Choć skazany 32-latek na sali orzeczenie przyjął spokojnie, to jednak wkrótce w mediach społecznościowych dał upust frustracji. Syn znanego wokalisty zespołu Akcent w internecie zamieścił m.in. zdjęcia zniszczonych mebli, a także komentarz:
Z pozdrowieniami dla tych, co myślą, że sterują prawem, a tak naprawdę są niczym i brakuje im w życiu chłopa.
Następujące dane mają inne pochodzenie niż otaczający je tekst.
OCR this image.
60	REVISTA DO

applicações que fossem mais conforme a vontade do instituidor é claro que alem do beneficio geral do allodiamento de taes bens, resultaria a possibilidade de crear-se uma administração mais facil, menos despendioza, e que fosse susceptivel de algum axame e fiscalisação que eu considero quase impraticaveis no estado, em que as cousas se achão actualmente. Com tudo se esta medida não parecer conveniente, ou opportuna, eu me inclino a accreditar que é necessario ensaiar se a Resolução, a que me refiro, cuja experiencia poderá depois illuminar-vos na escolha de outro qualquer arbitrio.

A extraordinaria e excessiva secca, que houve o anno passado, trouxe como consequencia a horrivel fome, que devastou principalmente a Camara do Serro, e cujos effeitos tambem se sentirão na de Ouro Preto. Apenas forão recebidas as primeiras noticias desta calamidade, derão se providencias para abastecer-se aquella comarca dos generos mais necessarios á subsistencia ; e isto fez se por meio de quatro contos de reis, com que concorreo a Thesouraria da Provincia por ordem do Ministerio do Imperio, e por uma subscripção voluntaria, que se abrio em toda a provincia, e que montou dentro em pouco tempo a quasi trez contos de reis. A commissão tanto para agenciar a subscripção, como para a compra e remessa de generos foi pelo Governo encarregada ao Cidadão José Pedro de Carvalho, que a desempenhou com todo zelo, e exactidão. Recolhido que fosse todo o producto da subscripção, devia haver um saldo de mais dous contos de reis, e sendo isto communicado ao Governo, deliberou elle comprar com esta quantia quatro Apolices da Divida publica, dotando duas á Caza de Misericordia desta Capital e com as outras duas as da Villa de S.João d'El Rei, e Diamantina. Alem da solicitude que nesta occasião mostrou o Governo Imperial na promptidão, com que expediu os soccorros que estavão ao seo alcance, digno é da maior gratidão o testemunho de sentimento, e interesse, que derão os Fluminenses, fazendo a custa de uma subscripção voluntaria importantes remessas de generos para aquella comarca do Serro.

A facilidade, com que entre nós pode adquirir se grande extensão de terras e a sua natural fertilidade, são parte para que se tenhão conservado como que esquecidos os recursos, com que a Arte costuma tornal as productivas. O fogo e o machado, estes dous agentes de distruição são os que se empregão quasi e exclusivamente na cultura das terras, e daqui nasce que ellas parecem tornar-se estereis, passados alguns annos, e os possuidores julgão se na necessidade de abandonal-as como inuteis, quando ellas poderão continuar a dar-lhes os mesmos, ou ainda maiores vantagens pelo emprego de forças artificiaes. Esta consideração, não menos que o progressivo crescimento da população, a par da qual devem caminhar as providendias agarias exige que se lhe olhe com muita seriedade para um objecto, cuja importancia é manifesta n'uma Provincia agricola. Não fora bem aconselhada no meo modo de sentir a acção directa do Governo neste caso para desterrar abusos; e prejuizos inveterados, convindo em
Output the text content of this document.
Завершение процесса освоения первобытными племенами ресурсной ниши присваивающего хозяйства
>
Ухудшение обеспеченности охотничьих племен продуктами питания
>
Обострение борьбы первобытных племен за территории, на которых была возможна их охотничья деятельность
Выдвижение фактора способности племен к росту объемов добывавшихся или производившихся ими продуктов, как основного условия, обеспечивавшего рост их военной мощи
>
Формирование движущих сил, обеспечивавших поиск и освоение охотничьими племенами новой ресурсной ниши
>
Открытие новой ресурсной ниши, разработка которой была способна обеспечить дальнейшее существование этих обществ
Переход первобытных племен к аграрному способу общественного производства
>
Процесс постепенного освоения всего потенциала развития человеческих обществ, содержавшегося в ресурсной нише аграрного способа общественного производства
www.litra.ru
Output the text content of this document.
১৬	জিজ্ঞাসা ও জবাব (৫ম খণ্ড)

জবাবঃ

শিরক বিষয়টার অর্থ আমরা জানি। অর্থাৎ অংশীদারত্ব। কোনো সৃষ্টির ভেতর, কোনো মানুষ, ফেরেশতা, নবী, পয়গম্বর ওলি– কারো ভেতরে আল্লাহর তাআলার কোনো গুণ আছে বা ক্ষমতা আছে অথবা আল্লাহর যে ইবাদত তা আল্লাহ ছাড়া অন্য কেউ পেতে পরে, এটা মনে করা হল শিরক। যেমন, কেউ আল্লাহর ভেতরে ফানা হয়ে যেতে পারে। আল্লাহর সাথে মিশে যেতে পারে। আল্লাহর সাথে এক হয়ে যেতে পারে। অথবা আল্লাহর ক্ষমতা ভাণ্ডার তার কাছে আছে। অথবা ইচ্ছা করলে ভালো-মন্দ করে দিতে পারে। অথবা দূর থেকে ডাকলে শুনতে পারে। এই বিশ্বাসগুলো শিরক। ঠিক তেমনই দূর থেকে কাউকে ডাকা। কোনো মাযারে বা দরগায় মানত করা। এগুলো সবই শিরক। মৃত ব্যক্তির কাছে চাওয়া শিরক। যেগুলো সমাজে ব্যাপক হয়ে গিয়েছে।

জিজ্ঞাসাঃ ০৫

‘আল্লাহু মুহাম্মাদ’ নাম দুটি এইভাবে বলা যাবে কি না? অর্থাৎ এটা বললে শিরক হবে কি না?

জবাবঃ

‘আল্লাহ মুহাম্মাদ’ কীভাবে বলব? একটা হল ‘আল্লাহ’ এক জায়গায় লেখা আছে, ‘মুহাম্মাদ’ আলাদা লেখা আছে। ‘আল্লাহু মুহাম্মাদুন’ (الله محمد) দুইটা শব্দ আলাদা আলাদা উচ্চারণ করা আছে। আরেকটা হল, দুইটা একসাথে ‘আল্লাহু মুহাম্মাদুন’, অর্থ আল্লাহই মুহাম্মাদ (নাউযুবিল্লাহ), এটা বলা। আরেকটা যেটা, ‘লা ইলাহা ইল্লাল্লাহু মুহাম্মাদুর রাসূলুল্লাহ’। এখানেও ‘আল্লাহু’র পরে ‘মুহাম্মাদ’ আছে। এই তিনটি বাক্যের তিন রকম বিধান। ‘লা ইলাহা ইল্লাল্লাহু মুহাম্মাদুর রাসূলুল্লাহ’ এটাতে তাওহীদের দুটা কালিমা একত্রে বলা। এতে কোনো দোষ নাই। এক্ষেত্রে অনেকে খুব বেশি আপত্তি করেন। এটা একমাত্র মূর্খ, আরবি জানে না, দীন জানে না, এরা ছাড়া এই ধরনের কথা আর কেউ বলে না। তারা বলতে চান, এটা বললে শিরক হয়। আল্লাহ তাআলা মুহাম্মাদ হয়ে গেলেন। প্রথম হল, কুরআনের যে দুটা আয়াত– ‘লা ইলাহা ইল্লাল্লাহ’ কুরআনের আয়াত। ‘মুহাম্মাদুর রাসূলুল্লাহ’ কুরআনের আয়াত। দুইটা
Wydając niesprawiedliwy wyrok, który prawdopodobnie został wydany przez czystą niechęć do drugiego człowieka i zazdrość chęci posiadania
Potem padają określenia "barachło", "cham", pedałówa". Wpisy szybko zniknęły, ale sprawą zdążyły się zainteresować media i prokuratura.
Zobacz także:
Prokuratura Rejonowa w Ostrowi Mazowieckiej (to tam przeniesiono postępowanie w celu uniknięcia ewentualnych podejrzeń o stronniczość białostockich śledczych), zajęła się sprawą z urzędu. Postawiła Danielowi M. zarzut znieważenia i zniesławienia sędzi. Grozi za to grzywna, ograniczenie wolności albo kara do roku więzienia.
- Daniel M. nie przyznał się do popełnienia zarzucanego mu czynu i odmówił składania wyjaśnień - uzupełnia Elżbieta Łukasiewicz, z ostrołęckiej "okręgówki". Dochodzenie jest w toku. - Aktualnie prokuratura oczekuje na informację z serwisu społecznościowego „Instagram”.
Wobec podejrzanego nie były stosowane żadne środki zapobiegawcze.